We now spend a fair amount of brain space on really truly living the "live as if this is all there is" motto. It's very very very hard.
For Michael, he is working hard on enjoying every second being together. But soon his world will eventually not include me and he will have to keep on trucking through, well, everything - birthdays, Valentines, breakfasts, dinners, Sunday mornings, waiting for the bus. Michael cooked salmon for himself this week while I was away - with asparagus, something he claims I have taught him how to cook properly. I was very proud. He said it took great effort to shop, cook and eat for 1. Foreshadowing.
For me, it is time to contemplate the black hole we all think of as death at the same time living presently. It is there, looming, looking right at me. I need to get some better skills at looking right back at it and not feeling so afraid of it. I fear it because I don't know what it is, except that I will no longer be in this life, physically. Every time the bone hurts, or the muscle spasms, or the nausea starts, I ask myself, is this it? Is this the beginning of the end? I want to rebel. All sorts of platitudes and truisms come to mind - living well is the best revenge, enjoy every sandwich...etc etc. There are lots. But the point is, saying it and living it are very different beasts.
Now, in this liminal space, we must embrace both the now and the not-now, and come to grips with both, being present, but not letting that tsunami of emotion at the loss of it it get the better of us.
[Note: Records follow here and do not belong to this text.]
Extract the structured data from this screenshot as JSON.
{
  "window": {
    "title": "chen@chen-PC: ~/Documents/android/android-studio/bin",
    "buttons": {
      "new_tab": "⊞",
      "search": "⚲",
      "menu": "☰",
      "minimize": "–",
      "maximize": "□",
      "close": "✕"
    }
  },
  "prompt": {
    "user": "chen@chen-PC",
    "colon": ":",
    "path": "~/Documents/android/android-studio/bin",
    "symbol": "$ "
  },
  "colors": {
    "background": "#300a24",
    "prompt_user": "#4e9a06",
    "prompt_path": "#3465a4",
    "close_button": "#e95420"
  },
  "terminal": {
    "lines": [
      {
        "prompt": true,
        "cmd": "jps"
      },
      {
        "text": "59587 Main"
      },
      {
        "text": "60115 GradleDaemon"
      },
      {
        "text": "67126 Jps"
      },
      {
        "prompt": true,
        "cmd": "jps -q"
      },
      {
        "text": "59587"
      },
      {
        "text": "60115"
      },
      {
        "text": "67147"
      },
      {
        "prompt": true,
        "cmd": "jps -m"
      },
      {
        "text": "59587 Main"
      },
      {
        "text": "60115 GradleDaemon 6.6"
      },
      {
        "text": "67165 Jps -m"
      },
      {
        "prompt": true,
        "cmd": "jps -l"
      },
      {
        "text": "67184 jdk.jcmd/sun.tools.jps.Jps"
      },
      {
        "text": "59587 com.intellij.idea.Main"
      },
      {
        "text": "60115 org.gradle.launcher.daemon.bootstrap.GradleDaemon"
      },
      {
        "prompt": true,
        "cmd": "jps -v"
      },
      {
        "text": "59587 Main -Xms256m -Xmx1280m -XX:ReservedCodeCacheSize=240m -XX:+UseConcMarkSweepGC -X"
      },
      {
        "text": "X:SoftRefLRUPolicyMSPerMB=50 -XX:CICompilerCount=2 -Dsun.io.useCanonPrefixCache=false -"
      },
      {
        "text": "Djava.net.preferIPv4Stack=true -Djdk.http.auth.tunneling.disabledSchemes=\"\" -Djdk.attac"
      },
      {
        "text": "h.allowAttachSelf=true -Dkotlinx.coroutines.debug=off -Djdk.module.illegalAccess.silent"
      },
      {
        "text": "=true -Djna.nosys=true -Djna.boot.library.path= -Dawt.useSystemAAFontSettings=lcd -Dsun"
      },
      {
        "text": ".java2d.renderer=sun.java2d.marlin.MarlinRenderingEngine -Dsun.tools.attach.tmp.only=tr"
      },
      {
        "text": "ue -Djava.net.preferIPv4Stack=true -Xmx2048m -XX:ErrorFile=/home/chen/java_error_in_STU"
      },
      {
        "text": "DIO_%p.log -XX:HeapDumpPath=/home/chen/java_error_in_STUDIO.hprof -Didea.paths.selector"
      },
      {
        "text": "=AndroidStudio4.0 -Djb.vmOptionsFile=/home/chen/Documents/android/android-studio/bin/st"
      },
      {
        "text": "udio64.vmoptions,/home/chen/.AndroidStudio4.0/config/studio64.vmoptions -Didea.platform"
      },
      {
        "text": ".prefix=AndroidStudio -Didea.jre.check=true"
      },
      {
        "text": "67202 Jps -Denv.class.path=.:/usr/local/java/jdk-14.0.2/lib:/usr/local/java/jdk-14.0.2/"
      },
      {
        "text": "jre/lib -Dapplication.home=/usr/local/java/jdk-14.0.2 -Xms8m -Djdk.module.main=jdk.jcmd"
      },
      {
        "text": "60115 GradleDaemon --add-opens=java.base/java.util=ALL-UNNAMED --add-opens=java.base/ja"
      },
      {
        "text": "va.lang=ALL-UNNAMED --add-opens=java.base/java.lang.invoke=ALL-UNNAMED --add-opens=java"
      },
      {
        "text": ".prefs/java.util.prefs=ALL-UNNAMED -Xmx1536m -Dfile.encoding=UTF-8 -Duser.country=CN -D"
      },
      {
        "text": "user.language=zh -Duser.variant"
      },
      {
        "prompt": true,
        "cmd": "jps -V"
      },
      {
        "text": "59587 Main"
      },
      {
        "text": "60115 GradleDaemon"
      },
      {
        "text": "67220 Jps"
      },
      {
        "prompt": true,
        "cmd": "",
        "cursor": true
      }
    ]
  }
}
I cried a lot when I thought my San Fran trip would be the last time I saw Krissy and her girls. It seems so unfair and cruel. But living as if it is the last, well, that is the only way to truly appreciate the real beauty of something. Being right there in that second and feeling it in your pores, and mourning its loss while also enjoying its beauty, is the hardest and most bittersweet thing. But to do otherwise is denial. And that is no longer an option.